Die Erkenntnis nämlich, daß die Wahrheit, das „Ding an sich“, dem Menschen bis in Ewigkeit verschlossen bleiben wird, daß er seiner Umwelt gegenüber niemals aus der Menschenperspektive herauszutreten vermag, daß alles Denken und scheinbare Wissen nichts ist, denn eine Vorstellung, diese Erkenntnis führte zu dem innigen Wunsche, wenigstens diese Vorstellung zu bessern, zu veredeln, zu vergeistigen. Das Organ aber der Vorstellung ist die Psyche. Ziel und letzte Forderung menschlichen Strebens also ward die Beherrschung der Funktionen unserer Psyche.

Schon inmitten des fürchterlichen Getriebes der Elektrizitätszeit war von einigen wenigen gelehrten und zugleich einsichtsvollen Männern dieser Erkenntniskeim sorgfältig gehütet und gepflegt worden.

Man entdeckte dann in der Großhirnrinde den Sitz der Funktion des bewußten Willens.
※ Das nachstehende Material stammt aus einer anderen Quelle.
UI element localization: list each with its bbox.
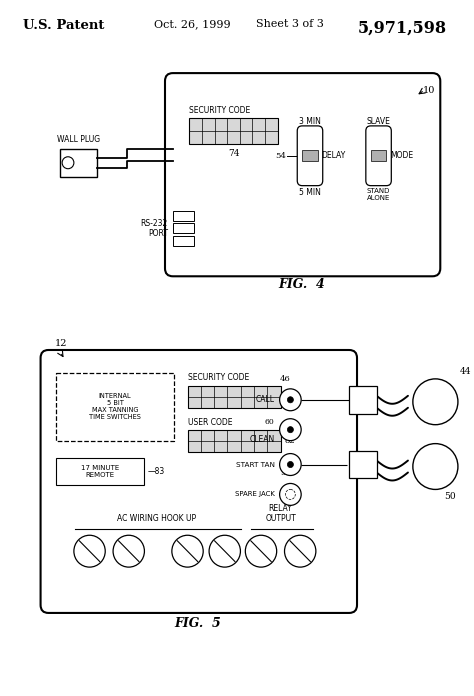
Circle shape (413, 443, 458, 489)
FancyBboxPatch shape (41, 350, 357, 613)
Bar (56, 373, 174, 441)
Bar (371, 150, 386, 161)
Text: USER CODE: USER CODE (188, 418, 232, 427)
Circle shape (280, 484, 301, 505)
Circle shape (287, 461, 293, 468)
Text: 5 MIN: 5 MIN (299, 188, 321, 197)
Text: RS-232
PORT: RS-232 PORT (141, 219, 168, 238)
Bar (188, 386, 281, 408)
Text: MODE: MODE (390, 151, 413, 160)
Text: SECURITY CODE: SECURITY CODE (190, 106, 251, 115)
Circle shape (62, 157, 74, 168)
Bar (349, 450, 377, 478)
Text: 17 MINUTE
REMOTE: 17 MINUTE REMOTE (81, 465, 119, 478)
Text: CALL: CALL (255, 395, 275, 404)
FancyBboxPatch shape (165, 73, 440, 276)
Text: SPARE JACK: SPARE JACK (235, 491, 275, 498)
Bar (302, 150, 318, 161)
Circle shape (280, 419, 301, 441)
Bar (173, 211, 194, 221)
Text: 54: 54 (275, 152, 286, 160)
Circle shape (172, 535, 203, 567)
Circle shape (280, 389, 301, 411)
Text: 60: 60 (265, 418, 275, 426)
Circle shape (284, 535, 316, 567)
Text: START
TAN: START TAN (423, 460, 448, 473)
Text: 12: 12 (55, 339, 68, 348)
Circle shape (74, 535, 105, 567)
Text: Sheet 3 of 3: Sheet 3 of 3 (256, 19, 324, 29)
Text: SECURITY CODE: SECURITY CODE (188, 373, 249, 382)
Text: 44: 44 (460, 367, 471, 376)
Text: AC WIRING HOOK UP: AC WIRING HOOK UP (117, 514, 196, 523)
Text: 46: 46 (280, 375, 291, 383)
Bar (190, 118, 278, 144)
FancyBboxPatch shape (297, 126, 323, 186)
Bar (56, 457, 145, 485)
Circle shape (287, 427, 293, 433)
FancyBboxPatch shape (366, 126, 392, 186)
Text: 51: 51 (280, 470, 291, 477)
Text: 50: 50 (444, 493, 456, 501)
Bar (173, 237, 194, 246)
Bar (349, 386, 377, 413)
Text: CLEAN: CLEAN (249, 435, 275, 443)
Bar (188, 429, 281, 452)
Text: 5,971,598: 5,971,598 (358, 19, 447, 36)
Text: —83: —83 (147, 467, 164, 476)
Circle shape (285, 489, 295, 500)
Bar (60, 149, 97, 177)
Text: FIG.  5: FIG. 5 (174, 617, 221, 630)
Circle shape (287, 397, 293, 403)
Circle shape (280, 454, 301, 475)
Text: DELAY: DELAY (321, 151, 345, 160)
Text: CALL: CALL (425, 397, 446, 406)
Text: STAND
ALONE: STAND ALONE (367, 188, 390, 200)
Text: WALL PLUG: WALL PLUG (57, 135, 100, 144)
Bar (173, 223, 194, 233)
Text: 10: 10 (423, 86, 435, 95)
Text: 74: 74 (228, 149, 239, 158)
Circle shape (413, 379, 458, 425)
Text: SLAVE: SLAVE (366, 117, 391, 126)
Text: RELAY
OUTPUT: RELAY OUTPUT (265, 504, 296, 523)
Text: Oct. 26, 1999: Oct. 26, 1999 (154, 19, 231, 29)
Text: FIG.  4: FIG. 4 (279, 278, 326, 292)
Text: 76: 76 (284, 393, 295, 401)
Circle shape (209, 535, 240, 567)
Text: U.S. Patent: U.S. Patent (23, 19, 104, 32)
Circle shape (246, 535, 277, 567)
Text: INTERNAL
5 BIT
MAX TANNING
TIME SWITCHES: INTERNAL 5 BIT MAX TANNING TIME SWITCHES (89, 393, 141, 420)
Text: 3 MIN: 3 MIN (299, 117, 321, 126)
Text: START TAN: START TAN (236, 461, 275, 468)
Circle shape (113, 535, 145, 567)
Text: 82: 82 (284, 436, 295, 445)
In jahrhundertelangem stillen Denken und lautlosem Experimentieren gelang es dem immer größer werdenden Kreise der psychologischen Forscher, denen auch die Biologen und die übrigen Naturwissenschaftler eifrig dienten, als erste Erkenntnisstufe die Funktion dieses Willens derartig klar zu erfassen und in seinen einzelnen Elementen bloßzulegen, daß es darauf nur noch eines weiteren Schrittes bedurfte, um ihn seinem Besitzer, dem Menschen, als Instrument in die Hand zu geben, dessen er sich wie seiner übrigen Organe, Augen und Ohren, Geruch und Geschmack, ja wie seiner Glieder, nun willkürlich bedienen konnte.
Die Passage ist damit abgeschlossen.